Dal 2017 il sistema “riformato” della giustizia, con degli stratagemmi procedurali, ha rimandato per anni il caso dell’ex ministro degli Interni. Ma non poteva andare oltre. Venerdì scorso, 4 febbraio, è stato finalmente proclamato il verdetto della Corte speciale d’Appello contro la Corruzione e la Criminalità organizzata, un’altra nuova istituzione del sistema “riformato” della giustizia. L’ex ministro è stato condannato soltanto a 3 anni e 4 mesi per “abuso d’ufficio”, dovuto ai rapporti con i suoi parenti trafficanti internazionali di stupefacenti. La Corte ha respinto delle altre accuse ben più gravi. Accuse legate al “traffico di stupefacenti, in collaborazione, nell’ambito di un gruppo criminale strutturato” e quella della “Partecipazione attiva in un gruppo criminale strutturato”. Chissà perché un simile verdetto?! Una cosa si sa però: sia al primo ministro che ad alcuni “rappresentanti internazionali” in Albania, ambasciatrice statunitense in testa, interessa molto che la “riforma” del sistema della giustizia sia considerata un “successo”. E per questo stanno sudando sette camicie, pur di riuscirci. Giustificando così anche centinaia di milioni di dollari e di euro “spesi” durante questi anni.

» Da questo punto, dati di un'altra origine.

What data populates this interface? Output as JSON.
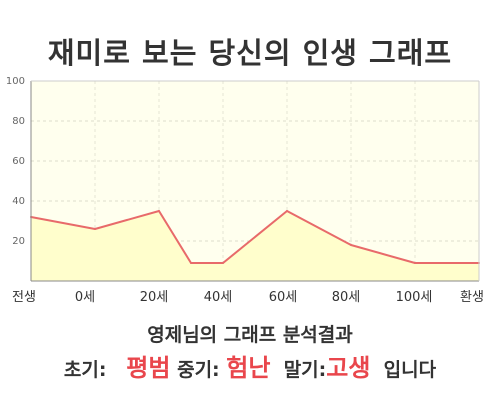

Chi scrive queste righe ricorda che nel 2017, un ragazzo di 22 anni è stato condannato con una simile condanna, come quella dell’ex ministro, perché era in possesso di 3 grammi di cannabis. Il ragazzo si è poi suicidato in prigione per la vergogna. Mentre l’ex ministro, essendo l’esecutore della cannabizzazione del Paese, è stato condannato dalle istituzioni “riformate” di giustizia con la stessa pena del ragazzo suicidato! Chi scrive queste righe è convinto che nessuna decisione presa da parte delle istituzioni “riformate” del sistema di giustizia non convincerà finché non si metteranno sotto inchiesta e non si giudicheranno professionalmente ed imparzialmente tutti i veri e consapevoli responsabili, cioè il primo ministro e i suoi collaboratori. Se non sarà così, si tratterà sempre di una giustizia mancata, derisa e offesa, dando perciò ragione a Giovanni Verga, secondo il quale “A questo mondo si sa che la giustizia si compra e si vende come l’anima di Giuda”.